People learn new things and manage better when they recognize patterns. Consistency is key for these patterns to be recognized and learned by users. If similar-looking things do not produce a similar output, the user is bound to become frustrated. For example, if a website’s buttons are protruding boxes with labels on them, then all of the website’s buttons should look like that. Similarly, if a backward arrow denotes the back button, then it​ should not be changed to something else because that would be inconsistent with what the user has learned.

The human–computer interface can be described as the point of communication between the human user and the computer. The flow of information between the human and computer is defined as the loop of interaction. The loop of interaction has several aspects to it, including:

  • Visual Based: The visual-based human–computer interaction is probably the most widespread human–computer interaction (HCI) research area.
  • Audio Based: The audio-based interaction between a computer and a human is another important area of HCI systems. This area deals with information acquired by different audio signals.
  • Task environment: The conditions and goals set upon the user.
  • Machine environment: The computer’s environment is connected to, e.g., a laptop in a college student’s dorm room.
  • Areas of the interface: non-overlapping areas involve processes of the human and computer, not about their interaction. Meanwhile, the overlapping areas only concern themselves with the processes of their interaction.
  • Input flow: The flow of information begins in the task environment when the user has some tasks requiring using their computer.
  • Output: The flow of information that originates in the machine environment.
  • Feedback: Loops through the interface that evaluate, moderate, and confirm processes as they pass from the human through the interface to the computer and back.
  • Fit: This matches the computer design, the user, and the task to optimize the human resources needed to accomplish the task.

 

Human–computer interaction studies the ways in which humans make—or do not make—use of computational artifacts, systems, and infrastructures. Much of the research in this field seeks to improve the human–computer interaction by improving the usability of computer interfaces. How usability is to be precisely understood, how it relates to other social and cultural values, and when it is, and when it may not be a desirable property of computer interfaces is increasingly debated. Much of the research in the field of human–computer interaction takes an interest in:

  • Methods for designing new computer interfaces, thereby optimizing a design for a desired property such as learnability, findability, the efficiency of use.
  • Methods for implementing interfaces, e.g., by means of software libraries.
  • Methods for evaluating and comparing interfaces with respect to their usability and other desirable properties.
  • Methods for studying human–computer use and its sociocultural implications more broadly.
  • Methods for determining whether or not the user is human or computer.
  • Models and theories of human–computer use as well as conceptual frameworks for the design of computer interfaces, such as cognitivistuser models, Activity Theory, or ethnomethodological accounts of human–computer use.
  • Perspectives that critically reflect upon the values that underlie computational design, computer use, and HCI research practice.

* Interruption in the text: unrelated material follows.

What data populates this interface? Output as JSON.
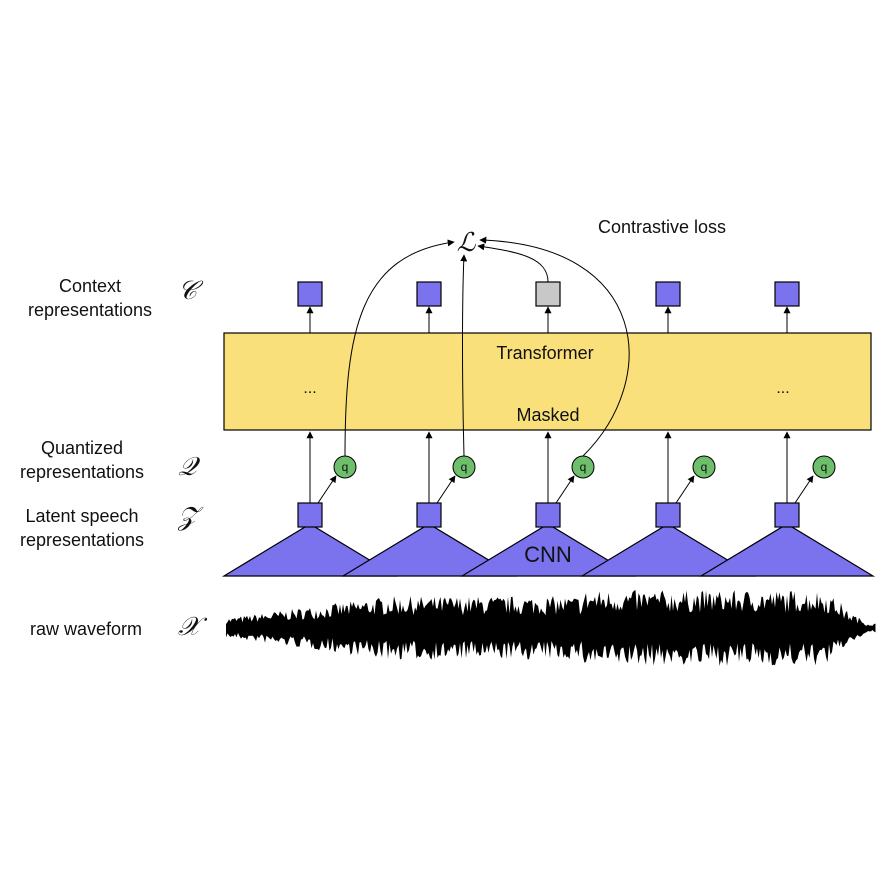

Visions of what researchers in the field seek to achieve might vary. When pursuing a cognitivist perspective, researchers of HCI may seek to align computer interfaces with the mental model that humans have of their activities. When pursuing a post-cognitivist perspective, researchers of HCI may seek to align computer interfaces with existing social practices or existing sociocultural values.

Researchers in HCI are interested in developing design methodologies, experimenting with devices, prototyping software and hardware systems, exploring interaction paradigms, and developing models and theories of interaction.